The first video game I ever played where I really was obsessed with the music, though, wasn’t even chiptune music. It was Banjo-Kazooie. The second track on my EP references the game! That was the first game that I played where I was like, “whoa!” Like, you go to the snow level and everything turns into, like, twinkly bells and then you go underwater and it changes again. It’s really cool. I was like, “how are they doing that?” And it’s these MIDI instruments, and it’s just swapping out notes as you go from area to area.
Wait, which part is a Banjo-Kazooie reference? I listened and totally missed it!
E!!E!!: “Ice Key!” It’s subtle, but the reason it’s a Banjo-Kazooie reference is because when you beat the game, there’s a post credit sequence where they show you all these items you can go find now and it was called “Stop ‘n’ Swop.” It was a bunch of items and one of them was an ice key.
They were supposed to do things in the next game. You were supposed to be able to go pick up these items in Banjo-Kazooie, leave your N64 running, pull out the cartridge, and slam in Banjo-Tooie real quick. And it would read the item information from the first game and add those items to the second game. But Nintendo ended up not doing the hardware upgrade that was going to make this possible. So it’s in the game, it’s there, but doesn’t do anything. I mean, kudos to those devs for thinking of that shit in 1999. But I just thought it was a funny image that like, here’s a key made of ice. It does nothing. Literally, if you try to hold it, it will melt. That was kind of the jumping off point for that song.
Okay, I’m asking you a lot about chiptune, but what about the emo part of your music?

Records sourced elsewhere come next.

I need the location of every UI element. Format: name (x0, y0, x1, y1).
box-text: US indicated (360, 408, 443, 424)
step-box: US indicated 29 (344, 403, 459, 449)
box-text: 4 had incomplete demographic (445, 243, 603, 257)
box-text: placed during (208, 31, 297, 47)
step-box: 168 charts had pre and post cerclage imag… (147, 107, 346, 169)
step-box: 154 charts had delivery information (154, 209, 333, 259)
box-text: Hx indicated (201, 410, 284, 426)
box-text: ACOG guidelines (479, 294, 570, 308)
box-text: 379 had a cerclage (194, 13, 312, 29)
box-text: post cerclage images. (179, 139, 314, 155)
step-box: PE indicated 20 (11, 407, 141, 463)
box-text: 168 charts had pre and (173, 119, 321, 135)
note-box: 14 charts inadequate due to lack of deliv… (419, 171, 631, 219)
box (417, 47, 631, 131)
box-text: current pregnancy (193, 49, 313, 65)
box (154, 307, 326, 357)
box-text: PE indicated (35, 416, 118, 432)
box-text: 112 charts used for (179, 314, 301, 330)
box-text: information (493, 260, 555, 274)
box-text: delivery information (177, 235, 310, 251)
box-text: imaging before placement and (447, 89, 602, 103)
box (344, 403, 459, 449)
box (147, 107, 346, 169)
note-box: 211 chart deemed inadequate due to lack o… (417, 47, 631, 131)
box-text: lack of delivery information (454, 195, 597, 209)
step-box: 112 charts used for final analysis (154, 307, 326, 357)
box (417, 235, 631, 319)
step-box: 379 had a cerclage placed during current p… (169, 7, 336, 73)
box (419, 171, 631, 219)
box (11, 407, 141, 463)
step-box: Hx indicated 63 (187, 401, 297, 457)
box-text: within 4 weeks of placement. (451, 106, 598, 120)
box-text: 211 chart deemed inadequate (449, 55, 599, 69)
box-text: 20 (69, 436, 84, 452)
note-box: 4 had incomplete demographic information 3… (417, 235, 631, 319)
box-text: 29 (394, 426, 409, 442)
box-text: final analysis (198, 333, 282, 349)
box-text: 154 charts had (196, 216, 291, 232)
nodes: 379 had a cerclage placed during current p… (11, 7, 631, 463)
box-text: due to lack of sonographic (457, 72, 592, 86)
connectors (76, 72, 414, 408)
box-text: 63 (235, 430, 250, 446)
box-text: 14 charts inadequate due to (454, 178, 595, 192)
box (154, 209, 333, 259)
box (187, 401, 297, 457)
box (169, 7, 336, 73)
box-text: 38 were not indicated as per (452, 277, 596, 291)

E!!E!!: So, to me, emo music is all about nostalgia, right? Or at least a big part of it for me is invoking some nostalgia. And lot of us in our twenties and thirties grew up playing these kinds of games. Using this sound is like a really cool nostalgia tool. I try to bring that out as much as possible.
It’s funny because emo and chiptune really does go together a lot better than you might initially think. Thematically, it’s like a very specific shade of nostalgia.
E!!E!!: Yeah, it takes you to a very specific place. Retro gaming is something that I think is really in this cultural moment, a lot of people are really connecting with it. And so, it feels like a cool time to be doing this.
You mentioned doing live performances. How do you tackle performances as exciting!!excellent!! with the Game Boy?
E!!E!!: Being able to do it live was a very important part of this project, actually. Whatever I write, I want to make sure I can play it live and do it by myself. As far as the technical side of things, there’s a little doodad called Arduino Boy. It’s a little Arduino device that hooks up to the Game Boy via link cable and then I’m able to get MIDI out information from that to send to my loop pedal. And what that does for me is it keeps my loop pedal in time with my Game Boy track. Then all you really gotta do is go hit start.
LSDJ is great for doing live stuff. People also do DJ sets with it and I actually have been doing that as well. I developed my first little live set for a Discord show I did a couple of months ago. That was really fun and I want to do a lot more stuff like that.
Anything in the pipeline for you this summer?
E!!E!!: I will be on the East Coast for a little weekender in August. I’m going to do Boston, Philly, and Baltimore. I’m trying to pick up a couple more along the way. But yeah, the Philly show I’m very excited about. So look for me then!